Now write playOn(). This method displays the full animation, frame by frame, on a canvas. There is pseudocode in the method to follow. There is already a test function written: testTranslationAnimation(). The final result should be this:

The RotationAnimation class

This class mirrors the TranslationAnimation class, but is for rotations instead. Everything from above applies here; the only difference is that instead of having a translation x distance and y distance to divide into a certain number of frames, we have a rotation angle that needs to be divided instead.

So write this class following the model above. When you’re all done, you should be able to run testRotationAnimation() and see the following:

The AnimationSequence class

This class is the last class! It manages a collection of translation and rotation animations, each one running at different times.

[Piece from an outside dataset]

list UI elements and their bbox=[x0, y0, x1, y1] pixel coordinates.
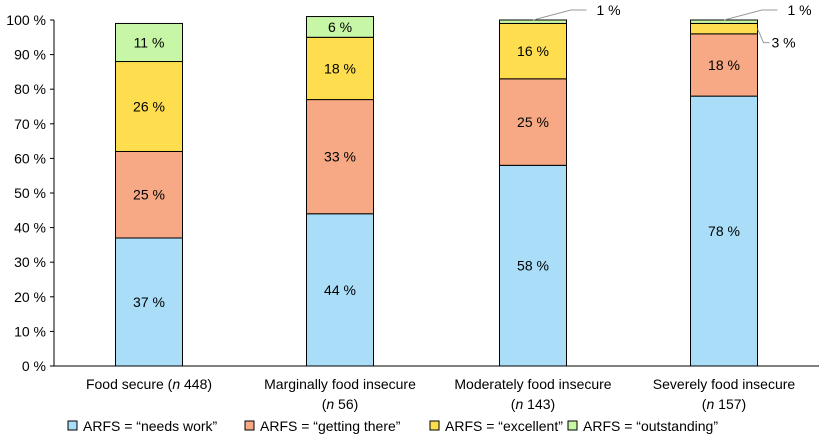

Suggested order of writing methods

Write addTranslation() and addRotation() first. These should add a TranslationAnimation or RotationAnimation to the appropriate array.
Write getMaxTime() next. This should examine all the animations in the class and return the maximum ending time. This is therefore the total length of the entire animation sequence.
Write playOn() last. This is the final method of the project! This method should act similarly to the playOn() methods in the animation classes, but it can’t just call them directly. The reason is because we need the animations to all run simultaneously if they overlap in time.
So the strategy to use here is to write a loop, similar to the ones in the animation classes that iterates through the a time variable by 20 millisecond increments. Then, inside that loop, we will have two other loops that iterate through the translation animations and the rotation animations, checking each one to see if we should advance to the next frame of the animation. Follow the pseudocode in the method.
When you’re all done, you should be able to run the testFullAnimation() test case, and it should reproduce the video at the top of this project.

What to turn in

Through Canvas, turn in all your .java files.
Additionally, upload a text file answering the following questions:

What bugs and conceptual difficulties did you encounter? How did you overcome them? What did you learn?
Describe whatever help (if any) that you received. Don’t include readings, lectures, and exercises, but do include any help from other sources, such as websites or people (including classmates and friends) and attribute them by name.
Describe any serious problems you encountered while writing the program.
Did you do any of the challenges (see below)? If so, explain what you did.
List any other feedback you have. Feel free to provide any feedback on how much you learned from doing the assignment, and whether you enjoyed doing it.

Challenges

Add other types of animations, such as growing or shrinking a polygon (scaling it up or down), or a combination translation/rotation animation that does both at the same time (this would be necessary, for example, for an animation of a bicycle wheel that rolls along the ground, because it is simultaneously rotating and being translated).
Create an animation of your choice, similar in complexity to the full animation at the end of this project. Points will be given for creativity and complexity!